Operator: [Operator Instructions] Our first question comes from Tim Brazillo from KBW.
<Q>:Hello. Good afternoon. Thank you for taking my call.
<A – Denis Sheahan>:Sure.
<Q>:Just one quick question for you. It seems as though before you had guided that non-interest expenses were going to be growing about 6% on an annualized basis. When I look at the number for this quarter excluding the one-off items, it seems significantly higher than that. Can you spike out the seasonality incurred this quarter, and perhaps give a run rate going forward?
<A – Denis Sheahan>:Yeah. We’ll give you a number now in a moment, just what we expect it to be for the year. I mean, we do have —advertising was up in the first quarter. We do have some level of seasonality, particularly, in the salary and benefits line. Payroll taxes are very heavy at the beginning of the year because that’s typically when our incentive program is paid out. But give us a moment here and we’ll give you a revised number for the full year. And, of course, keep in mind that the 11% includes the impact of Slade’s Bancorp acquisition.
<Q>:Okay.
<A – Denis Sheahan>:Okay. The total impact in 2008 is 13% roughly —including Slade’s, we expect a 13% increase.
<Q>:Okay. Great. And just one more question, if I could. Can you please provide a little bit more information on the sale and leaseback, where is that $0.02 accretion coming from?

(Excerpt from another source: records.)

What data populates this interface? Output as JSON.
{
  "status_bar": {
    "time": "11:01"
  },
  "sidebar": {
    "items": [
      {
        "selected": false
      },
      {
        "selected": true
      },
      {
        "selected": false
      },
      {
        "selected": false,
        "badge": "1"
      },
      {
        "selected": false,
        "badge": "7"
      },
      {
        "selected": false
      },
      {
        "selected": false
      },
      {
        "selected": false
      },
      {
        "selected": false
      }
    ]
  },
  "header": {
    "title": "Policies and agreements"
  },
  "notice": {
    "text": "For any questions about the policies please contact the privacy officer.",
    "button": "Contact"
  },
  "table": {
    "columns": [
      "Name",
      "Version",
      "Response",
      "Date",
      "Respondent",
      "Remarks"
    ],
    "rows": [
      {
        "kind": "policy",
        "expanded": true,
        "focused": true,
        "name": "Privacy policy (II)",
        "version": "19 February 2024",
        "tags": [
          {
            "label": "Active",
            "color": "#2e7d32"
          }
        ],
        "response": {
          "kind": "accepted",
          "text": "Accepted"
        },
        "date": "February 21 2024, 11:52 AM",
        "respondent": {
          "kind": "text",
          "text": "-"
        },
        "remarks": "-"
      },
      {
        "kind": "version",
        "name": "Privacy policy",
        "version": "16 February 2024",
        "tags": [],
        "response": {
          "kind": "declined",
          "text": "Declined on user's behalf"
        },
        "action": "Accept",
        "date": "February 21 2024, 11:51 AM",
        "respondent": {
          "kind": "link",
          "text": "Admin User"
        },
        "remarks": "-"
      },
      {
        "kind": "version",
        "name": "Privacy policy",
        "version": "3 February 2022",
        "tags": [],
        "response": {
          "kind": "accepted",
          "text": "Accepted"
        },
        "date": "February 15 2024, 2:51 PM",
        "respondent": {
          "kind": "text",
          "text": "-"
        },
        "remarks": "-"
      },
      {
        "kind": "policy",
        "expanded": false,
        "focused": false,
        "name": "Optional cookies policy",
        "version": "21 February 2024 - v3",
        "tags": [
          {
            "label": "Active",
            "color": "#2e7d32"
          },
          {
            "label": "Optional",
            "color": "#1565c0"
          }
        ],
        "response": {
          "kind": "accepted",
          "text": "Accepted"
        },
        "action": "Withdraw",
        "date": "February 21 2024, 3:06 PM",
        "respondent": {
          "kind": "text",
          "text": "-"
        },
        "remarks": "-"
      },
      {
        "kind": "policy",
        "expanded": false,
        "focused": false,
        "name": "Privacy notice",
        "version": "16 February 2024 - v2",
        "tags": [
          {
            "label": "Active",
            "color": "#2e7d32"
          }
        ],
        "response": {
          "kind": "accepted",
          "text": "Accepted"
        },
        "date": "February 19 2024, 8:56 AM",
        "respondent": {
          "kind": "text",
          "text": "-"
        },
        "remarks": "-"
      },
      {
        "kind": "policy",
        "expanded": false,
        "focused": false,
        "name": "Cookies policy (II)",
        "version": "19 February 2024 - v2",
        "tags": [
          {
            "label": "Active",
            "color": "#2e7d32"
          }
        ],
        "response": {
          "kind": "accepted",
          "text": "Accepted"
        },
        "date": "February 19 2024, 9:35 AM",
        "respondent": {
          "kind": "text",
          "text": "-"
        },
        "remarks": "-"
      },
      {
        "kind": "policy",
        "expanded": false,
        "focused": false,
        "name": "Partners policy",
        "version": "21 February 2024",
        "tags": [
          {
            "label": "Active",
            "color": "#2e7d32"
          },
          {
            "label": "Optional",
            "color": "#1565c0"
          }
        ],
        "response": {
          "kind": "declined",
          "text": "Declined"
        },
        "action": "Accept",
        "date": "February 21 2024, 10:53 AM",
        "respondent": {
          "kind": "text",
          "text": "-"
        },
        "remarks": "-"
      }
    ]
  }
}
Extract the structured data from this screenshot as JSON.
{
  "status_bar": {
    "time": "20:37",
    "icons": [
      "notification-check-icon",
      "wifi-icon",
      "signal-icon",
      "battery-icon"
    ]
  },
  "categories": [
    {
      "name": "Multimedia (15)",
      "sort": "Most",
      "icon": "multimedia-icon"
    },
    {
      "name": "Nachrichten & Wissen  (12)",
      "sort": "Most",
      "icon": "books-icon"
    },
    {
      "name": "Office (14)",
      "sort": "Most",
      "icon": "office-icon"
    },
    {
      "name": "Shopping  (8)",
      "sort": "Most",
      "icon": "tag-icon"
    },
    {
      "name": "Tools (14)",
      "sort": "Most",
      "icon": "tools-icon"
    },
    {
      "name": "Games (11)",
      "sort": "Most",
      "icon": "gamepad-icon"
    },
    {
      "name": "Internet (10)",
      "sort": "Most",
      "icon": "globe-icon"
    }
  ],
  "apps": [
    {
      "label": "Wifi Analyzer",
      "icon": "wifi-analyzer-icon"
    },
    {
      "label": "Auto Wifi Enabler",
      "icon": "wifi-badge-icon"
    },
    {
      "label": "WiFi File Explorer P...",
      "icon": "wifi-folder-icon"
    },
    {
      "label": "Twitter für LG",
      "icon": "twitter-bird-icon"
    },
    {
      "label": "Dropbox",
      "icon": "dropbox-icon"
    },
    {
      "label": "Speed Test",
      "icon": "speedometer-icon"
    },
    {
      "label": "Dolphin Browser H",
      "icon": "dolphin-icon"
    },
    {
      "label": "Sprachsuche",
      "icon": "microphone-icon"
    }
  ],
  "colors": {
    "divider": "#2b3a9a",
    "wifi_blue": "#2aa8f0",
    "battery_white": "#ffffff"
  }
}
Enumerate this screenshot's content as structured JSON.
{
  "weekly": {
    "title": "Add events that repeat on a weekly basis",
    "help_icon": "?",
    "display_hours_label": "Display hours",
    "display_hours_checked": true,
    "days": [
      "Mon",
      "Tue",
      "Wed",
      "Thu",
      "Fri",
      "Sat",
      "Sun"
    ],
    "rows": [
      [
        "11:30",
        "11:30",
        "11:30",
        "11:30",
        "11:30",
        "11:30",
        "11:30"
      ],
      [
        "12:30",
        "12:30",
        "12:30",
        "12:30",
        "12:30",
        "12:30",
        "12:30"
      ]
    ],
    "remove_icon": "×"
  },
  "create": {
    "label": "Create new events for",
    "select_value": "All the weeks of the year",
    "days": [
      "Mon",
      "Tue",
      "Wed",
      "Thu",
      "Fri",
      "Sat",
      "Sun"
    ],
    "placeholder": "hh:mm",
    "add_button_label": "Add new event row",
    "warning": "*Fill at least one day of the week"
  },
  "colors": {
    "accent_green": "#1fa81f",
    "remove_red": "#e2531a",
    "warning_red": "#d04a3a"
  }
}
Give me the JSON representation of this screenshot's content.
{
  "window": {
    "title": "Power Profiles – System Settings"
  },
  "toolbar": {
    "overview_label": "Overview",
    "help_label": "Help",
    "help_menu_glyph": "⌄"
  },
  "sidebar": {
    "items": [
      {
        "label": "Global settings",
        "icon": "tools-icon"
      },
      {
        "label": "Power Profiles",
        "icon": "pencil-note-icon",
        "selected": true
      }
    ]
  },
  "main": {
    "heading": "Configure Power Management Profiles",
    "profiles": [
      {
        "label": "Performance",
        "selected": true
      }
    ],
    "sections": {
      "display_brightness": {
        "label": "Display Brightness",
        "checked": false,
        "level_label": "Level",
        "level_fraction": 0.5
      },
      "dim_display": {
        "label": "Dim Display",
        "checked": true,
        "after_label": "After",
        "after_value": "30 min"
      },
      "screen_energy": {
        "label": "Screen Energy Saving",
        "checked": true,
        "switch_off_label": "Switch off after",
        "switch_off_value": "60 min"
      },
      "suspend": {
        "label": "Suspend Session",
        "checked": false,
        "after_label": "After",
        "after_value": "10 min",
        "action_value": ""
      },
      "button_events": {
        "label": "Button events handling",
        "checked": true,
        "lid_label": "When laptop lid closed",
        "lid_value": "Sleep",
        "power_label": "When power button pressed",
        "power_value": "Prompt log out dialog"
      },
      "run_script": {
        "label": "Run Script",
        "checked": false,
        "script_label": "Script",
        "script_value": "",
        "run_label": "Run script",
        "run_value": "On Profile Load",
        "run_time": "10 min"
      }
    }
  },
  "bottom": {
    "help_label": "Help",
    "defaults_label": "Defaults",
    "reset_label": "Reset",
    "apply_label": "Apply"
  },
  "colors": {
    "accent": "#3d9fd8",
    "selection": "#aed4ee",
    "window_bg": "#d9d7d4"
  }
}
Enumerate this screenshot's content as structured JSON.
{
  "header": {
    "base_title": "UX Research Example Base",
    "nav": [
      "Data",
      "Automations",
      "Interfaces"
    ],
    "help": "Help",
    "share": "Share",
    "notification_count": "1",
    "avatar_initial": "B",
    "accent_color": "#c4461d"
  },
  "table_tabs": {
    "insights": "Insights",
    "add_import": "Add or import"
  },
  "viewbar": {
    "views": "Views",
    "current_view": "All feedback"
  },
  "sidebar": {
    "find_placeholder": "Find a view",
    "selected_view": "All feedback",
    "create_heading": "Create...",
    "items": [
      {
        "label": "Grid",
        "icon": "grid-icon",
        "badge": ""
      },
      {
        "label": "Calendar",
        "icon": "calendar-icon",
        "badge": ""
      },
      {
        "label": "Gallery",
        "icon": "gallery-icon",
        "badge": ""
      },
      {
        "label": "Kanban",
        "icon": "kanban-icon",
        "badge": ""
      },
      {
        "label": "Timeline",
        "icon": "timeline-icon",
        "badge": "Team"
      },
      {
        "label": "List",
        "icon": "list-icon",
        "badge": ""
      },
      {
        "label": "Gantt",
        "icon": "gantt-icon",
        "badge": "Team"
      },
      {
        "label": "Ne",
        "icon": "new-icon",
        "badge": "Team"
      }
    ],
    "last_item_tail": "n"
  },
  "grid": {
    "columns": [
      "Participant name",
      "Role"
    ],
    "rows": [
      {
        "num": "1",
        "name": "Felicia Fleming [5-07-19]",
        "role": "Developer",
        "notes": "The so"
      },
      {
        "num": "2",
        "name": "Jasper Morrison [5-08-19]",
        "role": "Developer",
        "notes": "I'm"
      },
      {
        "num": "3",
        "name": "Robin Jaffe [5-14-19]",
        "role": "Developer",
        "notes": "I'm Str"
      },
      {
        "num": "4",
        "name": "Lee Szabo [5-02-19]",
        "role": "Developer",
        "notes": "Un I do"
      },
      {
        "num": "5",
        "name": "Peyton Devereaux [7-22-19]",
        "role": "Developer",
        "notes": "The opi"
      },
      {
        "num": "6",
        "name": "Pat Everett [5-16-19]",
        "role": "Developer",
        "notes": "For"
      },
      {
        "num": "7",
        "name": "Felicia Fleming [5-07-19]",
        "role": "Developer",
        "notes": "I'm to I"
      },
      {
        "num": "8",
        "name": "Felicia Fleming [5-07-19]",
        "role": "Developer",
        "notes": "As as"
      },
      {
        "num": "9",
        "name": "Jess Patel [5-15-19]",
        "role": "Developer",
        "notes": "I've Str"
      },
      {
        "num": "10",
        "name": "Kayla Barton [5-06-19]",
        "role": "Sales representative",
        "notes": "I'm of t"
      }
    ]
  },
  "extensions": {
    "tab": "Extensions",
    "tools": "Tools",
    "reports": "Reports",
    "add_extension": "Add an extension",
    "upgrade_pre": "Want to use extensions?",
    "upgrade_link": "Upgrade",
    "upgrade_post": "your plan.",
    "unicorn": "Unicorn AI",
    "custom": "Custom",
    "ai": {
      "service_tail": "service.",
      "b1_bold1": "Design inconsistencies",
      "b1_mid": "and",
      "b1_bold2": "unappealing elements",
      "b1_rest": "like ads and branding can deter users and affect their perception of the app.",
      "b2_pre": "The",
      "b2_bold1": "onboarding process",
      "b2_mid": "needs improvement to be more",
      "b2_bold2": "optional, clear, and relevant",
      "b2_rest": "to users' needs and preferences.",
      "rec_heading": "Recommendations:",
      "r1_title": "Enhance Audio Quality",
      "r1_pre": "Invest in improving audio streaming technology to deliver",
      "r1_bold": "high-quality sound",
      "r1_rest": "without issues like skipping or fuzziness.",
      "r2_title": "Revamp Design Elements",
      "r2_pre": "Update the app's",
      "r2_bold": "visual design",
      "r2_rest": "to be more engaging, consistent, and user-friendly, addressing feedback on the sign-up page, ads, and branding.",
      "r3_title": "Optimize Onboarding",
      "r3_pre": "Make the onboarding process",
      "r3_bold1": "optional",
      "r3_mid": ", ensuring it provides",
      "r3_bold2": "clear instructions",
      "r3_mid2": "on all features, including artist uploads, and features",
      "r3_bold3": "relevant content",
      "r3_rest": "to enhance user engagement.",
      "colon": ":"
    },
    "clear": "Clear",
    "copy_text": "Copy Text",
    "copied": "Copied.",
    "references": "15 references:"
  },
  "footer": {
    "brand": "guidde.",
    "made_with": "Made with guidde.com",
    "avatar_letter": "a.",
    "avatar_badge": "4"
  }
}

<A – Denis Sheahan>:Well, the gain on sale of the facilities is actually the cash flow benefit. It’s not an earnings benefit. In other words, the entire gain doesn’t fall to the bottom line immediately. It’s amortized in over the lease period. So, I guess, the different consequences you have is you have the depreciation on that real estate being removed. It’s replaced by market based rent on all of those facilities. It is then offset by, to some degree, the amortization of the gain, in addition to the reinvestment of the proceeds from the sale. All of that amounts to 3 to $0.04 on an annualized basis. But for the remainder of 2008, we said that that’s about $0.02.
<Q>:Okay. Perfect. Thank you very much.
Operator: [Operator Instructions] And it seems we show no further questions. I would like to turn the conference back over to management for any closing remarks.
Denis K. Sheahan, Chief Financial Officer and Treasurer
Great. Thank you everybody for joining us on the call. We look forward to speaking to you in July after our second quarter earnings. Thank you.
Operator: The conference is now concluded. Thank you for attending today’s presentation. You may now disconnect.